The round was led by Multicoin Capital, with participation from Semantic Ventures, DeFiance Capital, Delphi Digital, DeFi Alliance, Divergence Ventures, and others. Angel investors, including Balaji Srinivasan, Ryan Selkis of Messari, Stani Kulechov of Aave, also backed the round.
The fresh injection of capital will help Superfluid grow its team and build an ecosystem of new “real-time financial applications” co-founder and CEO Francesco George Renzi told The Block. These applications will enable money flows in real-time, including subscription payments, salaries, and rewards, with single on-chain transactions.
Superfluid is currently live on the Ethereum, Polygon, and xDAI networks. Using an ERC20 token called Super Token, Superfluid allows users to perform multiple tasks in a single transaction, said Renzi.

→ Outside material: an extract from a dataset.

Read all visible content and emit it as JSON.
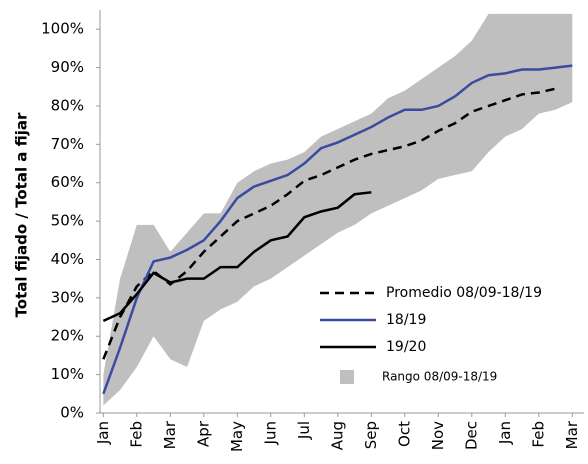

Let’s say for example a user wants to donate to a few different open-source projects on a regular basis. “The first thing you’d do is get your hands on a Super Token, for example, DAIx on Polygon. You could do this by upgrading your existing DAI tokens using Superfluid, a process much like wrapping ETH into WETH,” said Renzi.
“Once you have Super Tokens, you simply need to sign one transaction to start a stream. Once the transaction is confirmed on the blockchain, the stream will start. As the sender, your balance will start ticking down as the receiver’s balance ticks up.”

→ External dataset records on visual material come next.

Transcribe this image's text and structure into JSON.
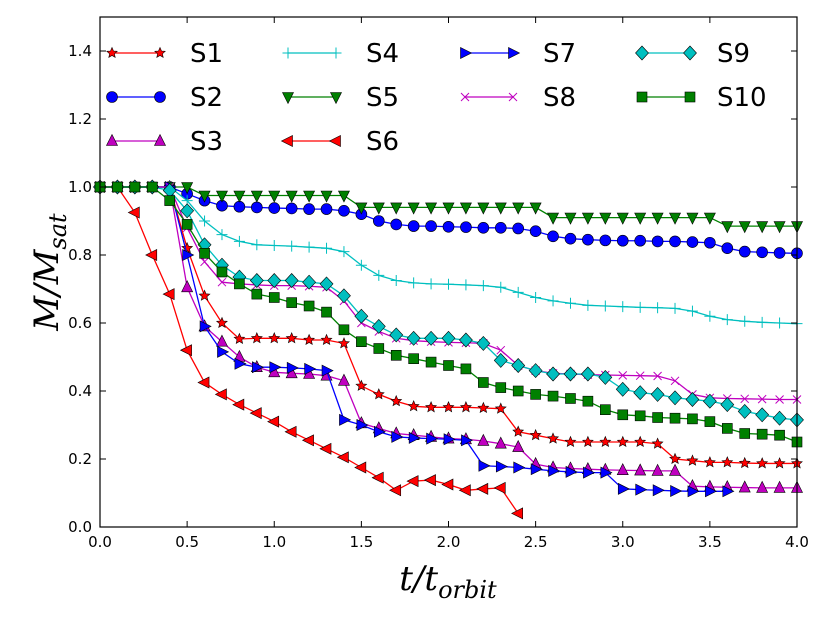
{
  "chart_data": {
    "type": "line",
    "title": "",
    "xlabel": "t/t_orbit",
    "xlabel_main": "t/t",
    "xlabel_sub": "orbit",
    "ylabel": "M/M_sat",
    "ylabel_main": "M/M",
    "ylabel_sub": "sat",
    "xlim": [
      0,
      4
    ],
    "ylim": [
      0,
      1.5
    ],
    "xticks": [
      "0.0",
      "0.5",
      "1.0",
      "1.5",
      "2.0",
      "2.5",
      "3.0",
      "3.5",
      "4.0"
    ],
    "yticks": [
      "0.0",
      "0.2",
      "0.4",
      "0.6",
      "0.8",
      "1.0",
      "1.2",
      "1.4"
    ],
    "grid": false,
    "legend_position": "top",
    "x_step": 0.1,
    "series": [
      {
        "name": "S1",
        "color": "#ff0000",
        "marker": "star",
        "values": [
          1,
          1,
          1,
          1,
          1,
          0.82,
          0.68,
          0.6,
          0.553,
          0.555,
          0.555,
          0.555,
          0.55,
          0.55,
          0.54,
          0.415,
          0.39,
          0.37,
          0.355,
          0.352,
          0.352,
          0.352,
          0.35,
          0.348,
          0.28,
          0.27,
          0.26,
          0.25,
          0.25,
          0.25,
          0.25,
          0.25,
          0.245,
          0.2,
          0.195,
          0.19,
          0.19,
          0.188,
          0.187,
          0.187,
          0.187
        ]
      },
      {
        "name": "S2",
        "color": "#0000ff",
        "marker": "circle",
        "values": [
          1,
          1,
          1,
          1,
          1,
          0.98,
          0.96,
          0.945,
          0.942,
          0.94,
          0.938,
          0.937,
          0.935,
          0.935,
          0.93,
          0.92,
          0.9,
          0.89,
          0.885,
          0.885,
          0.883,
          0.882,
          0.88,
          0.88,
          0.878,
          0.87,
          0.855,
          0.848,
          0.845,
          0.843,
          0.842,
          0.842,
          0.84,
          0.84,
          0.838,
          0.836,
          0.82,
          0.81,
          0.808,
          0.806,
          0.805
        ]
      },
      {
        "name": "S3",
        "color": "#bf00bf",
        "marker": "triangle-up",
        "values": [
          1,
          1,
          1,
          1,
          1,
          0.705,
          0.59,
          0.545,
          0.5,
          0.47,
          0.455,
          0.452,
          0.45,
          0.445,
          0.43,
          0.305,
          0.29,
          0.275,
          0.27,
          0.265,
          0.26,
          0.258,
          0.253,
          0.245,
          0.235,
          0.185,
          0.175,
          0.172,
          0.17,
          0.168,
          0.167,
          0.166,
          0.165,
          0.165,
          0.12,
          0.118,
          0.117,
          0.116,
          0.115,
          0.115,
          0.115
        ]
      },
      {
        "name": "S4",
        "color": "#00bfbf",
        "marker": "plus",
        "values": [
          1,
          1,
          1,
          1,
          1,
          0.96,
          0.9,
          0.86,
          0.84,
          0.83,
          0.828,
          0.826,
          0.823,
          0.82,
          0.81,
          0.77,
          0.74,
          0.725,
          0.718,
          0.715,
          0.714,
          0.712,
          0.71,
          0.705,
          0.69,
          0.675,
          0.665,
          0.658,
          0.652,
          0.65,
          0.648,
          0.646,
          0.645,
          0.643,
          0.635,
          0.62,
          0.61,
          0.605,
          0.602,
          0.6,
          0.598
        ]
      },
      {
        "name": "S5",
        "color": "#008000",
        "marker": "triangle-down",
        "values": [
          1,
          1,
          1,
          1,
          1,
          1,
          0.975,
          0.975,
          0.975,
          0.975,
          0.975,
          0.975,
          0.975,
          0.975,
          0.975,
          0.94,
          0.94,
          0.94,
          0.94,
          0.94,
          0.94,
          0.94,
          0.94,
          0.94,
          0.94,
          0.94,
          0.91,
          0.91,
          0.91,
          0.91,
          0.91,
          0.91,
          0.91,
          0.91,
          0.91,
          0.91,
          0.885,
          0.885,
          0.885,
          0.885,
          0.885
        ]
      },
      {
        "name": "S6",
        "color": "#ff0000",
        "marker": "triangle-left",
        "values": [
          1,
          1,
          0.925,
          0.8,
          0.685,
          0.52,
          0.425,
          0.39,
          0.36,
          0.335,
          0.31,
          0.28,
          0.255,
          0.23,
          0.205,
          0.175,
          0.145,
          0.108,
          0.135,
          0.138,
          0.125,
          0.108,
          0.112,
          0.115,
          0.04
        ]
      },
      {
        "name": "S7",
        "color": "#0000ff",
        "marker": "triangle-right",
        "values": [
          1,
          1,
          1,
          1,
          1,
          0.8,
          0.59,
          0.515,
          0.48,
          0.47,
          0.47,
          0.468,
          0.465,
          0.46,
          0.315,
          0.3,
          0.28,
          0.265,
          0.262,
          0.26,
          0.258,
          0.255,
          0.18,
          0.178,
          0.175,
          0.17,
          0.165,
          0.162,
          0.16,
          0.16,
          0.112,
          0.11,
          0.108,
          0.106,
          0.105,
          0.105,
          0.105
        ]
      },
      {
        "name": "S8",
        "color": "#bf00bf",
        "marker": "x",
        "values": [
          1,
          1,
          1,
          1,
          1,
          0.88,
          0.78,
          0.72,
          0.715,
          0.712,
          0.71,
          0.71,
          0.708,
          0.705,
          0.665,
          0.6,
          0.575,
          0.555,
          0.548,
          0.545,
          0.543,
          0.542,
          0.54,
          0.52,
          0.475,
          0.46,
          0.452,
          0.45,
          0.448,
          0.447,
          0.446,
          0.445,
          0.444,
          0.43,
          0.39,
          0.38,
          0.378,
          0.377,
          0.376,
          0.375,
          0.375
        ]
      },
      {
        "name": "S9",
        "color": "#00bfbf",
        "marker": "diamond",
        "values": [
          1,
          1,
          1,
          1,
          0.99,
          0.93,
          0.83,
          0.77,
          0.735,
          0.725,
          0.725,
          0.725,
          0.72,
          0.715,
          0.68,
          0.62,
          0.59,
          0.565,
          0.555,
          0.555,
          0.555,
          0.55,
          0.54,
          0.49,
          0.475,
          0.46,
          0.45,
          0.45,
          0.45,
          0.44,
          0.405,
          0.395,
          0.39,
          0.38,
          0.375,
          0.37,
          0.36,
          0.34,
          0.33,
          0.32,
          0.315
        ]
      },
      {
        "name": "S10",
        "color": "#008000",
        "marker": "square",
        "values": [
          1,
          1,
          1,
          1,
          0.96,
          0.89,
          0.805,
          0.75,
          0.715,
          0.685,
          0.675,
          0.66,
          0.65,
          0.632,
          0.58,
          0.545,
          0.525,
          0.505,
          0.495,
          0.485,
          0.475,
          0.465,
          0.425,
          0.41,
          0.4,
          0.39,
          0.385,
          0.378,
          0.37,
          0.345,
          0.33,
          0.327,
          0.322,
          0.32,
          0.318,
          0.31,
          0.29,
          0.275,
          0.273,
          0.27,
          0.25
        ]
      }
    ]
  }
}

Since Superfluid only requires a single transaction to initiate a money stream, there are no additional gas or transaction costs on a go-forward basis.
Unlike payment channels, users don’t have to keep a channel fully funded with Superfluid, and thus the protocol helps with capital efficiency, said Renzi. It, therefore, unlocks an entirely new subscription-based economy on-chain, he added.
“Streaming payments—meaning from one account to another, and then to others, concurrently, all in real time—has long been the holy grail of decentralized finance. State channels were thought to be the solution but by definition cannot scale due to the ‘locked assets’ problem and the capital inefficiency of design,” said Kyle Samani, managing partner at Multicoin Capital. “Superfluid is pioneering an entirely new category of cash flow and incentive design.”
There are currently seven full-time employees and a few part-time members working for Superfluid, and the project is looking to hire at least eight more people across marketing, developer relations, and engineering functions, said Renzi. Superfluid is also creating a grants program with the fresh funding in place to enable more Web2 developers to join the crypto space, according to Renzi.
“We believe we need to create a new generation of crypto natives who will be paid in streaming money,” he said.